One might say playing sports is in volleyball player Kawehnokwiio Bailey Thomas’ blood.
With powerful female role models in her mother, who swam on the Canadian Junior Olympic team, and her grandmother who ran marathons competitively, it is no surprise Thomas has found her passion in the athletic arena.
It was those family matriarchs, who both also played volleyball competitively and now coach, that got the 18-year-old into the sport when she was only five years old. Now poised to represent the province of Quebec at the Toronto 2017 North American Indigenous Games (NAIG), Thomas will have a familiar face leading her along the way—her grandmother, veteran NAIG coach Kahnastatsi Jacobs.
“My grandma is the coach of the volleyball team and my mom is the coach of the swimming team going to NAIG,” noted Thomas. “Now that [my grandma] is my coach, I think it’s an advantage for me especially since I live with her. She supports my daily life and motivates me to train and practice every day, so I can in turn do the best I can on the court.”
This year will be Thomas’ second-time competing at the NAIG, it will also be her second stint as team captain after serving in the role on her under-16 team at the 2014 Games in Manitoba.
When the teenager was growing up, she travelled with Jacobs on several of her NAIG coaching assignments which is where the high school senior says, her dream of one day competing there was ignited. Thomas describes her experience playing in the Games for the first time three-year-ago as the highlight of her athletic career so far.
“I had been looking forward to participating in the tournament all my life, so when I finally got to, it was like a dream come true,” said Thomas. “We put up a good battle at the tournament, but in the end, didn’t come out on top. It was amazing to be around so many other Indigenous athletes and meet so many great people.”

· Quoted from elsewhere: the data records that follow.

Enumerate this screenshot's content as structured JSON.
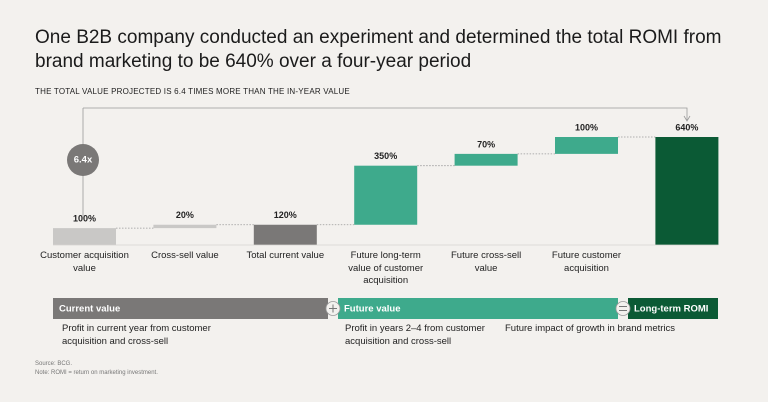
{
  "chart_data": {
    "type": "waterfall",
    "title": "One B2B company conducted an experiment and determined the total ROMI from brand marketing to be 640% over a four-year period",
    "subtitle": "THE TOTAL VALUE PROJECTED IS 6.4 TIMES MORE THAN THE IN-YEAR VALUE",
    "categories": [
      "Customer acquisition value",
      "Cross-sell value",
      "Total current value",
      "Future long-term value of customer acquisition",
      "Future cross-sell value",
      "Future customer acquisition",
      null
    ],
    "values": [
      100,
      20,
      120,
      350,
      70,
      100,
      640
    ],
    "value_labels": [
      "100%",
      "20%",
      "120%",
      "350%",
      "70%",
      "100%",
      "640%"
    ],
    "kinds": [
      "step",
      "step",
      "total",
      "step",
      "step",
      "step",
      "total"
    ],
    "colors": [
      "#c9c8c6",
      "#c9c8c6",
      "#7a7877",
      "#3eaa8c",
      "#3eaa8c",
      "#3eaa8c",
      "#0b5a35"
    ],
    "annotation": "6.4x",
    "phases": [
      {
        "name": "Current value",
        "color": "#7a7877",
        "descriptions": [
          "Profit in current year from customer acquisition and cross-sell"
        ]
      },
      {
        "name": "Future value",
        "color": "#3eaa8c",
        "descriptions": [
          "Profit in years 2–4 from customer acquisition and cross-sell",
          "Future impact of growth in brand metrics"
        ]
      },
      {
        "name": "Long-term ROMI",
        "color": "#0b5a35"
      }
    ],
    "source": "Source: BCG.",
    "note": "Note: ROMI = return on marketing investment."
  }
}
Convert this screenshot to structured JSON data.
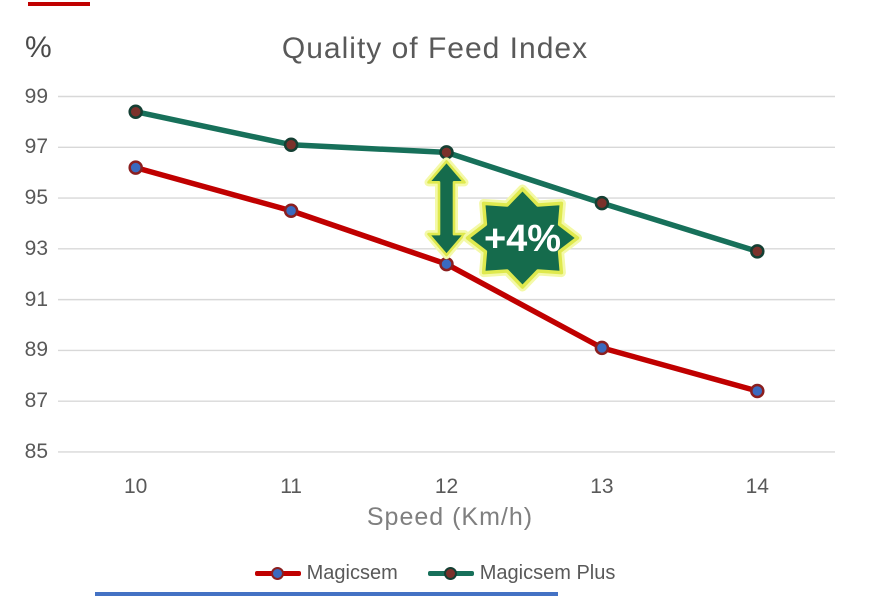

Of the Mohawks of the Akwesasne, whose reservation borders three regions including New York State, and Quebec, Thomas, a two-sport athlete, has been able to compete for Ontario teams in hockey. It was her father’s side of the family that got her going on the ice as a young child and since then she has made it her focus, believing her chances of earning a post-secondary scholarship will be greater there than in volleyball.
She currently plays for the Hockey Training Institute in Ontario and says it has been challenging for her being in a male dominated sport, where the women’s game is not always valued in the same way. One of her biggest frustrations has been watching men’s teams get prime ice-time slots for practice, shafting the women’s teams to the later hours of the night.
Thomas grew up playing hockey with the boys, and says being the only girl on the team lead to a lot of bullying. She suspects it was her athleticism that often made the boys feel insecure, and says her ability overcome their verbal and physical negativity made her the athlete that she is today.
“When I was playing on the boy’s team they would sometimes punch me for beating them at races on the ice,” said Thomas. “At first it caused me to start hating the sport until I realized they were just mad because I was improving faster than they were. I started to build off it and work harder. It gave me a lot of motivation to do better in sport.”
Thomas will graduate high-school this year, and has completed the traditional rites of passage for adolescence in her Indigenous community. She looks forward to having a varsity sports career and would like to study engineering and business. With a deep desire to give back to her community, she plans to follow in her family’s footsteps and become a volleyball coach, and recently completed her first volleyball training camps which served over 30 children in her community.
“My mom and grandmother helped me organize it but I basically ran the sessions myself,” said Thomas. “I have a lot of kids looking up to me in the sport of volleyball so I wanted to make sure they had the opportunity to learn how to play.”